Flashback...
Selama perjalanan pulang, baik Malika maupun Shean sama-sama asik dengan pikiran masing-masing. Malika dengan rasa malunya, sedangkan Shean memikirkan sesuatu supaya nantinya tidak canggung.
“Sebenarnya...
Malika memutus apa yang ingin ia katakan begitu saja. Ia sadar kenapa merasa terbuka dengan orang asing, padahal mereka baru kemaren bertemu—itu pun tidak sengaja.
Shean menoleh dan menatap aneh Malika yang ternyata juga melihat ke arahnya.
“Apa?” Tanya laki-laki itu, yang kemudian dijawab gelengan dari Malika.
Terlihat menimbang, Shean menoleh lagi ke Malika.
“Mbak.” Panggilnya.
“Hm?”
“Saya mau minta bantuan boleh?” tanya Shean hati-hati.
“Tergantung, tapi aku usahain.” Jawab Malika.

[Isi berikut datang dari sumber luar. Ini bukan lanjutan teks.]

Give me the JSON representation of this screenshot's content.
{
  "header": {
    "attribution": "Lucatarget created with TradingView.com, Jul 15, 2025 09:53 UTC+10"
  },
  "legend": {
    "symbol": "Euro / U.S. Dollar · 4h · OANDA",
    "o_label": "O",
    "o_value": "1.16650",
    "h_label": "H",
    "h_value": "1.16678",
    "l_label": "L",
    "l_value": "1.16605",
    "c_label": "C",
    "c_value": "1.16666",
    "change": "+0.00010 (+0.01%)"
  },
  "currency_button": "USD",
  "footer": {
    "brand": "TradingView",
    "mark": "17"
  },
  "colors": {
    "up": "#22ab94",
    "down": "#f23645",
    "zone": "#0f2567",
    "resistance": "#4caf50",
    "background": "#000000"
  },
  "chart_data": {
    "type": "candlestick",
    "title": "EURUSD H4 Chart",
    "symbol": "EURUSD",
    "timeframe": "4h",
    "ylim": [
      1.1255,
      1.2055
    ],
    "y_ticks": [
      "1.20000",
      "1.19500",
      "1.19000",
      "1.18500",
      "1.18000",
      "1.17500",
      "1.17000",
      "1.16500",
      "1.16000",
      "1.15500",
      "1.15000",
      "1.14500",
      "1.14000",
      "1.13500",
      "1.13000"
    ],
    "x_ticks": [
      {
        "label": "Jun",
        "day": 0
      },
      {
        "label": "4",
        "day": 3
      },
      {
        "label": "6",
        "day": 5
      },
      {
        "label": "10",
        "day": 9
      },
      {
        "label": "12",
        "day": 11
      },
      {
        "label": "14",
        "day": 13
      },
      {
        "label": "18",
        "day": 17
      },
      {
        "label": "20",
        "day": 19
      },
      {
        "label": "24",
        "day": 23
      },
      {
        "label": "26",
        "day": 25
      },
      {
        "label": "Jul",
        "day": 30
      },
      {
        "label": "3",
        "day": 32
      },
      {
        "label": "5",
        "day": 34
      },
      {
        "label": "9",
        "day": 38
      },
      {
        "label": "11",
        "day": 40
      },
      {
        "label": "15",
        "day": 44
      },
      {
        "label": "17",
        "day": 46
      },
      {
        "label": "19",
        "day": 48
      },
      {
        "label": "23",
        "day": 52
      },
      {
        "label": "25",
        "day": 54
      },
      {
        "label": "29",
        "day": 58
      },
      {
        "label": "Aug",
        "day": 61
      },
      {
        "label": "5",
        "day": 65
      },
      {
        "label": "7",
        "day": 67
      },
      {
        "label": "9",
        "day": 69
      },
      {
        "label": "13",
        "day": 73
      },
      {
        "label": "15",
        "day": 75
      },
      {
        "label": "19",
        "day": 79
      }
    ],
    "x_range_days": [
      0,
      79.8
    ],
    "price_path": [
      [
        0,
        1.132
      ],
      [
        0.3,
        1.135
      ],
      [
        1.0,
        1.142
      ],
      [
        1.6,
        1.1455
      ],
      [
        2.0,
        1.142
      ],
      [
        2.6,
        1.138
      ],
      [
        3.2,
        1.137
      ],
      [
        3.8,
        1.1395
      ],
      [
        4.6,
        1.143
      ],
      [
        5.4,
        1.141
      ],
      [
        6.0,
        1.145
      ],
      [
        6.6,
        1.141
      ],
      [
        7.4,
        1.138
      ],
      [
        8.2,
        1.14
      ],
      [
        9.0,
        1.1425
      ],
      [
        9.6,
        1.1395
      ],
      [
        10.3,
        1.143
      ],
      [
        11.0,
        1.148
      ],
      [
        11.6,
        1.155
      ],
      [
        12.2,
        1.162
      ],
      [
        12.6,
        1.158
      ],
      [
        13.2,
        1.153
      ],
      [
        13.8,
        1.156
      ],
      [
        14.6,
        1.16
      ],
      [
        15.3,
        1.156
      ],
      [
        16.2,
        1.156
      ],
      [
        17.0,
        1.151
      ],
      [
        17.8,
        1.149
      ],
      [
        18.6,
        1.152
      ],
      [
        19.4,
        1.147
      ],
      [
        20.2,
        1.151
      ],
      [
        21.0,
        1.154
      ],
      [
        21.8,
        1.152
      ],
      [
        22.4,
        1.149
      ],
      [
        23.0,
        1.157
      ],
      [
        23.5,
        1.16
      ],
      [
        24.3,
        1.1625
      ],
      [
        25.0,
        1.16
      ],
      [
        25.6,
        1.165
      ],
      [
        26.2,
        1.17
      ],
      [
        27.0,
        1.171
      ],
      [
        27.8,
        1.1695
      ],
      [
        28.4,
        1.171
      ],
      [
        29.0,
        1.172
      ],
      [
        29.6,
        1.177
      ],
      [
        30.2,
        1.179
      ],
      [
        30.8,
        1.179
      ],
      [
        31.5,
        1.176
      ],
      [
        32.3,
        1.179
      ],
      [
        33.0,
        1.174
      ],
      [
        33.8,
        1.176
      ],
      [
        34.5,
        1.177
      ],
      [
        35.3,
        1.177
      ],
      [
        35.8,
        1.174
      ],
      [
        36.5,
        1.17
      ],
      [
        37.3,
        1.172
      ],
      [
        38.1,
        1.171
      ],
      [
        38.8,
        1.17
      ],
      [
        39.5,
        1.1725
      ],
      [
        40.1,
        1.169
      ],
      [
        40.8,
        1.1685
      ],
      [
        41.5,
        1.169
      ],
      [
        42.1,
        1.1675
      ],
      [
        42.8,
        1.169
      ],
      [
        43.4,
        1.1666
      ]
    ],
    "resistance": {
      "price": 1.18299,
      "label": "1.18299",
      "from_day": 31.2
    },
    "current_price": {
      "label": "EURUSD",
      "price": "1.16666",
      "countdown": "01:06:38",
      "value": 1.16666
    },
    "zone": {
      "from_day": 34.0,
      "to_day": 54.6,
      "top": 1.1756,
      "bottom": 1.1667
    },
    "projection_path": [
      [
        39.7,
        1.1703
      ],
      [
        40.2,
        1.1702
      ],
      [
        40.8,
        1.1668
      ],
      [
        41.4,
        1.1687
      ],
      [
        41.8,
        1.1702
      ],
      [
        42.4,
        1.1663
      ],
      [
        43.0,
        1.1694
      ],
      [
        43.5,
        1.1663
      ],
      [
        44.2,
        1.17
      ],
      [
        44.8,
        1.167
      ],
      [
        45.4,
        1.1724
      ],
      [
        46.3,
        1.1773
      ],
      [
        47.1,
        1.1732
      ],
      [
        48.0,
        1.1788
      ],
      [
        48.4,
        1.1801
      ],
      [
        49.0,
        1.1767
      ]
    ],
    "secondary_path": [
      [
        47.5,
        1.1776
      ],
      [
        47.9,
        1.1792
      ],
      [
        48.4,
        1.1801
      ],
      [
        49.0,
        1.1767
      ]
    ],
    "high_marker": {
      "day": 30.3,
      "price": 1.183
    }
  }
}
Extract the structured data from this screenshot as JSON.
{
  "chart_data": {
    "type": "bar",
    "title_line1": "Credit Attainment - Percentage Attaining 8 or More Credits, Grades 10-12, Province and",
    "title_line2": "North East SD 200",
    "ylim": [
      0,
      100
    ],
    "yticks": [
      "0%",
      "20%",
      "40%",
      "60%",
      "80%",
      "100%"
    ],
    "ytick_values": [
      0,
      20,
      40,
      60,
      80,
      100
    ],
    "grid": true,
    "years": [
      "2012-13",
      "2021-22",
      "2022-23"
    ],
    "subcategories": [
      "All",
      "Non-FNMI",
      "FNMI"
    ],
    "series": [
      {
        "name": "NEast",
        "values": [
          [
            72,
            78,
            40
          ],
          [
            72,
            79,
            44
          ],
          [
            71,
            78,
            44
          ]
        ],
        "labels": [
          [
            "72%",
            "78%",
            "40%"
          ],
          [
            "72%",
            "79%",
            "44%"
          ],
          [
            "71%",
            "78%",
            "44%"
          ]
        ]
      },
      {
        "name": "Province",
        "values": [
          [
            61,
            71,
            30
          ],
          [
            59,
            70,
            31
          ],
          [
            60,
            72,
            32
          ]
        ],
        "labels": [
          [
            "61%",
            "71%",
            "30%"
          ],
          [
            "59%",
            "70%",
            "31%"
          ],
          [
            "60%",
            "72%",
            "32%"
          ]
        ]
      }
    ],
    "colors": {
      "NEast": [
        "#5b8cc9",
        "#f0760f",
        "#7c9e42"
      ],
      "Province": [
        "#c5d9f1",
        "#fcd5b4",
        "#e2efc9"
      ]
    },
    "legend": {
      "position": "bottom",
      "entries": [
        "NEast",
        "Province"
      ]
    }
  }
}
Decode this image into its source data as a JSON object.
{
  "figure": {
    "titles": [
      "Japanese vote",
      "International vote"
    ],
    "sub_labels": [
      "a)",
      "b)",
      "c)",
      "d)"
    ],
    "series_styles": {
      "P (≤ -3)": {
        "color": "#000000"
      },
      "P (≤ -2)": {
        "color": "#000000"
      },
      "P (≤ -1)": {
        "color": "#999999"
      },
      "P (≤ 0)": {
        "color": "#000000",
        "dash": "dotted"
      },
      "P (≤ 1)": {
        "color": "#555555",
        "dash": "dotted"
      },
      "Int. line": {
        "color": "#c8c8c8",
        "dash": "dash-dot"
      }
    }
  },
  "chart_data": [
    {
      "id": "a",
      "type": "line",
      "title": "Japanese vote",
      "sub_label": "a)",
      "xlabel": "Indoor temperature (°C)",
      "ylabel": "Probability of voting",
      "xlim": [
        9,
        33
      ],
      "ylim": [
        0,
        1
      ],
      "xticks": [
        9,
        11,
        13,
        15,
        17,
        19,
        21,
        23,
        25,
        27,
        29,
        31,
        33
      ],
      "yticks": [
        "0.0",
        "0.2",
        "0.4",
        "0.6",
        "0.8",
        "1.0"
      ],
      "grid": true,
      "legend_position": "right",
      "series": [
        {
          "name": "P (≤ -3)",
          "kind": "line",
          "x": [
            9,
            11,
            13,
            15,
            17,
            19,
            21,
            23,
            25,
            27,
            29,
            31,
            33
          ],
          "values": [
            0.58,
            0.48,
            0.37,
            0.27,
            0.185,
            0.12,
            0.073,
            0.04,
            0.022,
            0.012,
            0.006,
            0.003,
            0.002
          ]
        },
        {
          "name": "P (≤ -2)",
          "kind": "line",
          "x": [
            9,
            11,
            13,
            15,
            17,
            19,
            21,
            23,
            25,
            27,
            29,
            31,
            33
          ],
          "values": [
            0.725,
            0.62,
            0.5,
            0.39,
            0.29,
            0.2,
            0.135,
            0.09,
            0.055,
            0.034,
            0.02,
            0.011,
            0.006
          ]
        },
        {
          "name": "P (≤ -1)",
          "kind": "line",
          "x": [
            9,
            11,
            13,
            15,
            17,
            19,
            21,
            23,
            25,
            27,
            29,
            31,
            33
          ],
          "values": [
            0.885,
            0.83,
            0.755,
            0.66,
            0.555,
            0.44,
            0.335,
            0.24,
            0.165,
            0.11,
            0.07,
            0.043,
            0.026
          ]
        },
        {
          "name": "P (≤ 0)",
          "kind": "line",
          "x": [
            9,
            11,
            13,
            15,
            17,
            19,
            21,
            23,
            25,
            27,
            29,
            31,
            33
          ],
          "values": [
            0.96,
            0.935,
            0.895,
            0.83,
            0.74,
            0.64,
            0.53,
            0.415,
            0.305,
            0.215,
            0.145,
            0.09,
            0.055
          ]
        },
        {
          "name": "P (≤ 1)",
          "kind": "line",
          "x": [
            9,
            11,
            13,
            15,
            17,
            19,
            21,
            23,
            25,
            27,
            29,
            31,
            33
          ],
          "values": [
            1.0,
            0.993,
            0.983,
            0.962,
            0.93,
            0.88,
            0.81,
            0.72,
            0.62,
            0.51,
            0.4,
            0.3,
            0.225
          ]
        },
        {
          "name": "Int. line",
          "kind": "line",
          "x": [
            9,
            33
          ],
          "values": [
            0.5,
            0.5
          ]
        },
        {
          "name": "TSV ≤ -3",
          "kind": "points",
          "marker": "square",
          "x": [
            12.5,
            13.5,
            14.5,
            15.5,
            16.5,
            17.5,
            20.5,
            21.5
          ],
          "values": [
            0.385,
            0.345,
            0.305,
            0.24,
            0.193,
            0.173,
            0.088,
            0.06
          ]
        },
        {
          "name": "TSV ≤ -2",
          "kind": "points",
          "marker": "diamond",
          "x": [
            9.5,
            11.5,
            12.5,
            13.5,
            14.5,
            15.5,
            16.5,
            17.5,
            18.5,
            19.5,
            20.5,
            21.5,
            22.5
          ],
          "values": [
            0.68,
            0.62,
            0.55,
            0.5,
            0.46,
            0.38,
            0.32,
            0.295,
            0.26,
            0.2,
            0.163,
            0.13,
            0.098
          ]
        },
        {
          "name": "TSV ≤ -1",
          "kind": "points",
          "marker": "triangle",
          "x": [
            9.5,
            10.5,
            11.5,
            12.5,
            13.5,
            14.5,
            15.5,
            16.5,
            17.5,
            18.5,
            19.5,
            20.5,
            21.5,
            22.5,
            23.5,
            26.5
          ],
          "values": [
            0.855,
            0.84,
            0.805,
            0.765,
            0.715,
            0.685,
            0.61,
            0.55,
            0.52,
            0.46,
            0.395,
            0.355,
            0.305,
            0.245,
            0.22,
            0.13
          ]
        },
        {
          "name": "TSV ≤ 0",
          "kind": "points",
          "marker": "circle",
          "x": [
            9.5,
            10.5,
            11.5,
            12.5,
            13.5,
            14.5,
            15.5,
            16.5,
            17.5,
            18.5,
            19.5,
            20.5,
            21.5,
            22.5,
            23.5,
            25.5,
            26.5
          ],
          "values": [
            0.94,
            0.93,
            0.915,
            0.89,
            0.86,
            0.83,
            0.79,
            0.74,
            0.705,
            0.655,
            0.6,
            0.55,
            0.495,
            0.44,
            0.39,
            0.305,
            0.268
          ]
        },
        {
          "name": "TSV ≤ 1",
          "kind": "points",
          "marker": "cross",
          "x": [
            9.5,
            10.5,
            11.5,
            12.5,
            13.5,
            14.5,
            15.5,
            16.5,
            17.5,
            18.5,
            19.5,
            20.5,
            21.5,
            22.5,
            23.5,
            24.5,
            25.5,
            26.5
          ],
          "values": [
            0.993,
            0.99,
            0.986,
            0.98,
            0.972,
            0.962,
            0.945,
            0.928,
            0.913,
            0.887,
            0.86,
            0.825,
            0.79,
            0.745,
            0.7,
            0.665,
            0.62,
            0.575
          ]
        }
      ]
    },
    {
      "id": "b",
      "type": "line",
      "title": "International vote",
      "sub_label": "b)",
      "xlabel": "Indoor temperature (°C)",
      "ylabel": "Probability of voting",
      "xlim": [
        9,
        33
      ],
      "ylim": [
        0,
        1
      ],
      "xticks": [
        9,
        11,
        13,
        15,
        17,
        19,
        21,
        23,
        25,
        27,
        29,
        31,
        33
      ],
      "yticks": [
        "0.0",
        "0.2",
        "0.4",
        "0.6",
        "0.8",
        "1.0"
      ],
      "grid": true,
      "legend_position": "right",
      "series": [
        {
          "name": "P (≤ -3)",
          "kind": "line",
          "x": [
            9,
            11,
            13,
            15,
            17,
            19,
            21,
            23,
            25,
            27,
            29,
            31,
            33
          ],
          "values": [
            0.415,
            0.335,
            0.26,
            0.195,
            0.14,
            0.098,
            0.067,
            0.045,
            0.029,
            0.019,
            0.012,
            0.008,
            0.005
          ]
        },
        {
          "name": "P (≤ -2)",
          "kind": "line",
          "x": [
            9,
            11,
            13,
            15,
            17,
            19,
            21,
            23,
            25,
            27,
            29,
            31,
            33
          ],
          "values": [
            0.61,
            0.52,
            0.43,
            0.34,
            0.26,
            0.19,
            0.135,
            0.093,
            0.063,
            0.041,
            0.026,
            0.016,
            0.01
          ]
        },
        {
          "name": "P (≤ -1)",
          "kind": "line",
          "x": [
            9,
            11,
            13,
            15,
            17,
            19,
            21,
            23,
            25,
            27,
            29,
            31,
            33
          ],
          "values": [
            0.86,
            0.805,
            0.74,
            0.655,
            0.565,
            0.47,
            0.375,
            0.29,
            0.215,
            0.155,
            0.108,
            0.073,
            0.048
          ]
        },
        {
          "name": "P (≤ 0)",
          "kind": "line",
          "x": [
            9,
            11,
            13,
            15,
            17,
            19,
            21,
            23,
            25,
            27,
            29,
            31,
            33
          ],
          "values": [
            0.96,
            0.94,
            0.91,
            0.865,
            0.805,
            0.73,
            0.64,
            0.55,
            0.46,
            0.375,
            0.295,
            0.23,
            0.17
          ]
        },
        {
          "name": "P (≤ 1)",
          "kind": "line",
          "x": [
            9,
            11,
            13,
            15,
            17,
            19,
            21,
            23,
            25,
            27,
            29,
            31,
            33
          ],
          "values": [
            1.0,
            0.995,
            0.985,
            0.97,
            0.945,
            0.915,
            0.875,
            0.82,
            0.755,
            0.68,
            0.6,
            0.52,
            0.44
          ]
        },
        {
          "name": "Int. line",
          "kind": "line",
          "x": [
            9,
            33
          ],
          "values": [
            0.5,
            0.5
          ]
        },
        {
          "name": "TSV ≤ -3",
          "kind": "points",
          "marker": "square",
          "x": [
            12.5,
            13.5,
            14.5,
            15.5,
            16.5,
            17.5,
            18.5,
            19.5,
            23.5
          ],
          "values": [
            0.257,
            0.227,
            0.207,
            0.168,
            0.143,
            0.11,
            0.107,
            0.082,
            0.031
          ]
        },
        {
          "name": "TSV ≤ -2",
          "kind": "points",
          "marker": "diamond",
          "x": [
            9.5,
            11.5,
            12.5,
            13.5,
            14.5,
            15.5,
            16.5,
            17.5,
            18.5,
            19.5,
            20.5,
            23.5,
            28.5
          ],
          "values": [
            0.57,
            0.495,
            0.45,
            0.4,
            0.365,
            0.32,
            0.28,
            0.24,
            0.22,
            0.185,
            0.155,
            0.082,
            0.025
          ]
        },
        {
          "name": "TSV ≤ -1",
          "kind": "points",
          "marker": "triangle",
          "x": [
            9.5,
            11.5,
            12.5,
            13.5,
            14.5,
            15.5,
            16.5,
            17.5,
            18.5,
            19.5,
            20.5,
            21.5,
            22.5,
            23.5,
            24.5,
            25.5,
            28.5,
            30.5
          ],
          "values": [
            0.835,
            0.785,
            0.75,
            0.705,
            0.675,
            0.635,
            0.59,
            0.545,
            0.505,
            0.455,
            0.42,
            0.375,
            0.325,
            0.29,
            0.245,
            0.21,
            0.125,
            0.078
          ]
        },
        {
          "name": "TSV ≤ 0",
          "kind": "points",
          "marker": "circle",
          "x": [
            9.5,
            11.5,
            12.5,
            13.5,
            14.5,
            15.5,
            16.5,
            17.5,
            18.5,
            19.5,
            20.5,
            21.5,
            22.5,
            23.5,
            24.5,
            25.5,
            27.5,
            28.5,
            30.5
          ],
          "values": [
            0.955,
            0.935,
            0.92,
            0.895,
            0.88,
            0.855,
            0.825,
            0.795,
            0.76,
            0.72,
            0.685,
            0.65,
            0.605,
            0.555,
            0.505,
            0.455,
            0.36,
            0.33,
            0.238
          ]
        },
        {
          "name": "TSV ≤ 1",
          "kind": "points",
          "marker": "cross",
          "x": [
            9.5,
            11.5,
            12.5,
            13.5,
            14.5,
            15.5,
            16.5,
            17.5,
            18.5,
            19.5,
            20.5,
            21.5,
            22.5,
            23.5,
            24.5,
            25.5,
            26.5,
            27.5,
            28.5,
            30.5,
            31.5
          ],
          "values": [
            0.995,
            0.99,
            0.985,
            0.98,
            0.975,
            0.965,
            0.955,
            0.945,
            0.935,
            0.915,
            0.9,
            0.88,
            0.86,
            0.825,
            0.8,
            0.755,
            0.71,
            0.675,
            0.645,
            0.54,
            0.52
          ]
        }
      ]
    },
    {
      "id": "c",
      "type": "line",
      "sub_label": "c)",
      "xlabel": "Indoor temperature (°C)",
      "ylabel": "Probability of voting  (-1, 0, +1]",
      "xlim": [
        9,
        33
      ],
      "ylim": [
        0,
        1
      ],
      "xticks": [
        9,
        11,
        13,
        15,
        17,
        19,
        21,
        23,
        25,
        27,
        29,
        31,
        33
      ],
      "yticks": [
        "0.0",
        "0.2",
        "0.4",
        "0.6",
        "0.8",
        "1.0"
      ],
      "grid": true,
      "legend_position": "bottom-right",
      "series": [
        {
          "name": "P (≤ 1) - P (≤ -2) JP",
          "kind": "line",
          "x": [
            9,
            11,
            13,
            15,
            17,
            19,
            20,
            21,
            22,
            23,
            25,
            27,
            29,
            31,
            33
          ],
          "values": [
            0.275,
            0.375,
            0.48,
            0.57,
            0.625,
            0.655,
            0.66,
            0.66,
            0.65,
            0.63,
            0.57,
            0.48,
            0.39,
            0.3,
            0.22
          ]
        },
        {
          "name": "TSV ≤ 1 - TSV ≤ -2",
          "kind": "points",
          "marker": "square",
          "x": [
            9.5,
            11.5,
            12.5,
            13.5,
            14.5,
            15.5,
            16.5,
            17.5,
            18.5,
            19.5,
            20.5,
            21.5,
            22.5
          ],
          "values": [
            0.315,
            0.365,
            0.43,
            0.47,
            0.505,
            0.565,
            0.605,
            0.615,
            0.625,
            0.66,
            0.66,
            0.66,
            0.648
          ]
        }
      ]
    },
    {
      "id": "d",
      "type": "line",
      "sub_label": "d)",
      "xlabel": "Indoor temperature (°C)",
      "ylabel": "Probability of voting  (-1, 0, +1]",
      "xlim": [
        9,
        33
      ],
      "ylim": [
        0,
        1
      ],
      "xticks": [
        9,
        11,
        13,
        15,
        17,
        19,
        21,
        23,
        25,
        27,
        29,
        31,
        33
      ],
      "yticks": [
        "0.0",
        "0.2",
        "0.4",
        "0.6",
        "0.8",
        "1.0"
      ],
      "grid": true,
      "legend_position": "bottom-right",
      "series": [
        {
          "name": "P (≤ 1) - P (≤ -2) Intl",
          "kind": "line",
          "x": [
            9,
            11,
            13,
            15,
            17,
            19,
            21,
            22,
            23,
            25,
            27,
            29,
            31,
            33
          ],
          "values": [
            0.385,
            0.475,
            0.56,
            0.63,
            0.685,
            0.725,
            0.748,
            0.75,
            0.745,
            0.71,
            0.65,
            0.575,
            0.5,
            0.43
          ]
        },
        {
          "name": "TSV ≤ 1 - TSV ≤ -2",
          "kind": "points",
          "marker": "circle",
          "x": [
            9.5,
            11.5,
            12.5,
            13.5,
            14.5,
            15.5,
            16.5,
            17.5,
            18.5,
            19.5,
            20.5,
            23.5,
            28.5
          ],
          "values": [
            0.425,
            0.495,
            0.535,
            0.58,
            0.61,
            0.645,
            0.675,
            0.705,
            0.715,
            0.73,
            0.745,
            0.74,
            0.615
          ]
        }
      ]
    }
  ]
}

Shean sedikit menimbang, dan menghela nafas setelah yakin. “Mau jadi pasangan saya?"
“HAH?!” Pekik Malika yang bersamaan dengan laki-laki itu menginjak rem ketika di lampu merah.
“Ma-maaf mbak, maksudnya—aduh gimana ya.” Shean bingung sekarang.
Malika diam, sekaligus syok dengan pertanyaan Shean tadi, terlalu cepat.
“Aduh mbak jangan salah paham, maksudnya mbak mau jadi pasangan saya pas datang ke nikahan mantan saya ngga. Gitu maksudnya.” Jelas Shean dengan sedikit kelabakan.
“Oh...” Malika mengangguk paham.
“Sebagai gantinya, nanti saya bisa temani mbak ke nikahan mbak juga.”
“Saya ngga datang.” Sahut Malika cepat.
“O-oh oke.”
Canggung sekarang, sama-sama bingung.“Kenapa harus saya mas?” tanya Malika.
Laki-laki itu mengusap lehernya. ‘iya ya kenapa harus Malika.’
“Apa karena mas tau semua masalah saya, jadi cari kesempatan gitu?”
“Nggak mbak, astaga maaf jika saya lancang. Mbak boleh pukul atau tampar saya, tapi nanti kita lagi dijalan, bahaya.” Kata Shean.
“Saya juga minta maaf kalau kesannya mencari kesempatan, tapi jujur saya tidak bermaksud apa-apa.”
Malika menatap laki-laki disebelahnya ini, kemudian tertawa sumbang—karena hidung sedikit mampet. Ia lalu menyandarkan tubuhnya, “mas ini sepertinya berbicara tanpa berpikir dulu.” Tebak Malika.